Los Angeles is affectionately referred to as ‘the city of angels' and not-so affectionately as ‘the city of carbon monoxide.'
This is a place where everyone, no matter how financially-challenged, owns a car to travel from one end to the other of an expansive town criss-crossed by freeways. And now city officials are beseeching us to take public transit, carpool, cycle (hang on while I pick myself up off the floor from a laughing fit; cyclists become mysteriously invisible on the streets of a city where Car is God) - anything to save the environment.
So the other day I took the bus downtown to visit a friend. It was a 30-minute, one-bus ride and I had a window seat and a good book. Not bad, I thought. Maybe I could even do this on a regular—
What the fuck?
Someone had turned on their radio so loud that I jumped in my seat. I looked around for the offender, couldn't pinpoint him, opened my book, couldn't concentrate, gazed out the window, couldn't relax, tried to eavesdrop on the man wearing two sets of glasses talking to himself, couldn't hear him, surveyed the other passengers like a sniper peering through a riflescope and then realized: the noise was coming from the television suspended behind the driver.
A television on a bus?
The news was playing - LOUDLY, did I mention that? - and I was forced to listen to reports of murder, violence, betrayal and hundreds of thousands of newly-lost jobs. In my life I choose not to watch the news because it is chock full o' tragedies and negativity, and all that does is permeate my mind and ferment like pickled ginger. (Honestly, how is knowing all the grim details of a man dismembering and eating his family on the other side of the country useful to me?) But, trapped on a moving, public vehicle, I was stripped of that choice. I couldn't read, I couldn't daydream, and if I'd been with a friend, conversation would've been difficult. That's how loud and obnoxious the metro idiot box was.
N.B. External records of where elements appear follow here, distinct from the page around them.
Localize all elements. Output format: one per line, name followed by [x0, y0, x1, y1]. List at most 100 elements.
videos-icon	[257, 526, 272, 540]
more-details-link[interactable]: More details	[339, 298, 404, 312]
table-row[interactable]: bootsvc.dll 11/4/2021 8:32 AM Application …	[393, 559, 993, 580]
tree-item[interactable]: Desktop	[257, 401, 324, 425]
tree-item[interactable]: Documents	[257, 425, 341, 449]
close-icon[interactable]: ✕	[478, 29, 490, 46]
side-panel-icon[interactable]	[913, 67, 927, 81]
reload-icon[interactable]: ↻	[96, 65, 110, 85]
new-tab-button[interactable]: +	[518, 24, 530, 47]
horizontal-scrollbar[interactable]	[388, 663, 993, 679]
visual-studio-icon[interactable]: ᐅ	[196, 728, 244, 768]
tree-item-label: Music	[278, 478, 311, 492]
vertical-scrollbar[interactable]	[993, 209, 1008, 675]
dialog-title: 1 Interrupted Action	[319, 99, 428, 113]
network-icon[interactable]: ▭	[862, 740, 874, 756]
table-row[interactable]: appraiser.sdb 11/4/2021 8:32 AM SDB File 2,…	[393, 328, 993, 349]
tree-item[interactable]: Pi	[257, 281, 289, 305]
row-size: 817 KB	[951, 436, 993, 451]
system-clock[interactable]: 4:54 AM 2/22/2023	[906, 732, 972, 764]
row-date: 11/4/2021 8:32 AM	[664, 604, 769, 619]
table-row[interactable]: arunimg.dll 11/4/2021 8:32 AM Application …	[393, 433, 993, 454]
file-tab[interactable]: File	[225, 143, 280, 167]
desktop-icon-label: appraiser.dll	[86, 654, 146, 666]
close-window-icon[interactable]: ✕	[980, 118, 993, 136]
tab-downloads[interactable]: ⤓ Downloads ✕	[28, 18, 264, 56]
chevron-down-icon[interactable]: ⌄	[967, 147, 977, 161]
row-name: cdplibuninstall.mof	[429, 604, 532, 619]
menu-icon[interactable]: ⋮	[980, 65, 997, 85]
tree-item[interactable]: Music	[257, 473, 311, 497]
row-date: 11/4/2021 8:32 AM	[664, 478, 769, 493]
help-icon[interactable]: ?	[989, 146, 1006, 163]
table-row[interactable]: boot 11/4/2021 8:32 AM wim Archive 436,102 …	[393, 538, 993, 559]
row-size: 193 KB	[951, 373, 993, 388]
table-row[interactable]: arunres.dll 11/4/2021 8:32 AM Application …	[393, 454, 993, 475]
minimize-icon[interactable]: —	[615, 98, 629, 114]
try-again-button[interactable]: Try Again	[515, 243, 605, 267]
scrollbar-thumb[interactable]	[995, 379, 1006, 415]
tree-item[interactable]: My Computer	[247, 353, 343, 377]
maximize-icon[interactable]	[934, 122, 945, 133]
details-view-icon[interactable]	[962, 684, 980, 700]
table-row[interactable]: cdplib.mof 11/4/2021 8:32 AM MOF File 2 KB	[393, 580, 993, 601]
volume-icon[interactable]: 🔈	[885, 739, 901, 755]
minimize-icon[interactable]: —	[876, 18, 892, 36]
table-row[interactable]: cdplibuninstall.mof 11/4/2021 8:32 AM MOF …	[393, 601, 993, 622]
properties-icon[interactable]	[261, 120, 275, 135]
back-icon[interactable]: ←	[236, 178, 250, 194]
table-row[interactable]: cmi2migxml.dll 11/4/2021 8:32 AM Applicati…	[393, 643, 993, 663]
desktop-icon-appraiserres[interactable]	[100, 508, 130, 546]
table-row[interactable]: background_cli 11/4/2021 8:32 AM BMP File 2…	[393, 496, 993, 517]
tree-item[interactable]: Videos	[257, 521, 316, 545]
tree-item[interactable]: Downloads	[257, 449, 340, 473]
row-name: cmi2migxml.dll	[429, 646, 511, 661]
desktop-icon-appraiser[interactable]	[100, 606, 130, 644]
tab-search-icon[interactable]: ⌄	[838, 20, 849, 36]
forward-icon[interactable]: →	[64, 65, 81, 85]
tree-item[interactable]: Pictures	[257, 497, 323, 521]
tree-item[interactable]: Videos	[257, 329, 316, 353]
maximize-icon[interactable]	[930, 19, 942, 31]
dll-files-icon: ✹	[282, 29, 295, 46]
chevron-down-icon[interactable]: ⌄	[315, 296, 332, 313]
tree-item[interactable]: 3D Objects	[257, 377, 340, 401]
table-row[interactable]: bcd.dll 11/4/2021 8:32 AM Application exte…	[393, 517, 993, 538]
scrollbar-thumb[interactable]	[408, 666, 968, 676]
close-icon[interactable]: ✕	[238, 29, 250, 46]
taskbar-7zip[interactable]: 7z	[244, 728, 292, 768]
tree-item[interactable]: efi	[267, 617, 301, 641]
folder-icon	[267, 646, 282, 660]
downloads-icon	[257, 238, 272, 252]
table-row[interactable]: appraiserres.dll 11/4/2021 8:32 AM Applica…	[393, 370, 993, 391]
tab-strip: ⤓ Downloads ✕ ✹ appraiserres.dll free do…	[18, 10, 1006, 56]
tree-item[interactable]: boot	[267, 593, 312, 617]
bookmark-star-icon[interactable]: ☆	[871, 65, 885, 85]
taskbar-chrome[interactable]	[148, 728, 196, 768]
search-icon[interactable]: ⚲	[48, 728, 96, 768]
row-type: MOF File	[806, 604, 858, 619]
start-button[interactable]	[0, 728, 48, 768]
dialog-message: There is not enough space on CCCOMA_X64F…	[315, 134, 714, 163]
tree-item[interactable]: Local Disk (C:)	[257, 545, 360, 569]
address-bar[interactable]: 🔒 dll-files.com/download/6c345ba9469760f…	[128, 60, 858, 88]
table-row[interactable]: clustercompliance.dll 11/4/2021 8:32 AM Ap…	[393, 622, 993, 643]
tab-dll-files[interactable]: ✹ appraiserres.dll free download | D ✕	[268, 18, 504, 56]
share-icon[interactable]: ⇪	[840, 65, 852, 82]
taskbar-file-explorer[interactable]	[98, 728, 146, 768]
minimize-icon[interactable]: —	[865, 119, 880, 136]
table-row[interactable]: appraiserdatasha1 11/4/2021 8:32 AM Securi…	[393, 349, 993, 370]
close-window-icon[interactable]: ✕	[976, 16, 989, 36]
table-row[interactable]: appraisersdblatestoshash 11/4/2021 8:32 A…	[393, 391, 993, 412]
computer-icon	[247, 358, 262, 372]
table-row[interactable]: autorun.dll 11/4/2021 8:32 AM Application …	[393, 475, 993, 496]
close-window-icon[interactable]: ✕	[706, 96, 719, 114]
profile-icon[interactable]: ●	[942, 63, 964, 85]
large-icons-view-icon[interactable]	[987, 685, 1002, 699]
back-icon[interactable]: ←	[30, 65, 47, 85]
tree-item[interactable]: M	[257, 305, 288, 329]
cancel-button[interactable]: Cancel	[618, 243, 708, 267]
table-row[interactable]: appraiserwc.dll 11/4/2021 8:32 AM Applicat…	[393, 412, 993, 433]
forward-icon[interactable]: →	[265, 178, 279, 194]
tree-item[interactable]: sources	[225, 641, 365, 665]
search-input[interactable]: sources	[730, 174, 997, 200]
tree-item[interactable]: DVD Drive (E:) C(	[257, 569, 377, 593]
And to make matters worse, every 5-8 blocks the computerized voice announcing the next stop blared over the top of the news report, so that it sounded like a screaming match between sports commentators trying to out-do each other. The TV distracted me from clearly hearing the next stop, and the stop announcer prevented me from clearly hearing just how many women a certain celebrity has cheated on his wife with (wait, was that fifteen or fifty? My life depends on that detail, goddammit!).
Not only were my senses of sight and sound violated, but with the shock-absorber-free wheels hitting potholes every few yards, my spine was collapsing and expanding like an accordion. I got up to give my seat to an older woman with several bags but I felt like I was betraying her warm thanks as I rubbed my freshly bruised ass and stretched my neck.
As I stood there, one hand on the bar above me, the other keeping my purse strap on my shoulder, being flung to and fro like knickers on a clothesline, I couldn't help but shake my head (which was actually quite involuntary) in wonder. The whole ride had been jarring, loud, distracting, unnerving and totally unpleasant.
And they want us to abandon our cars for this?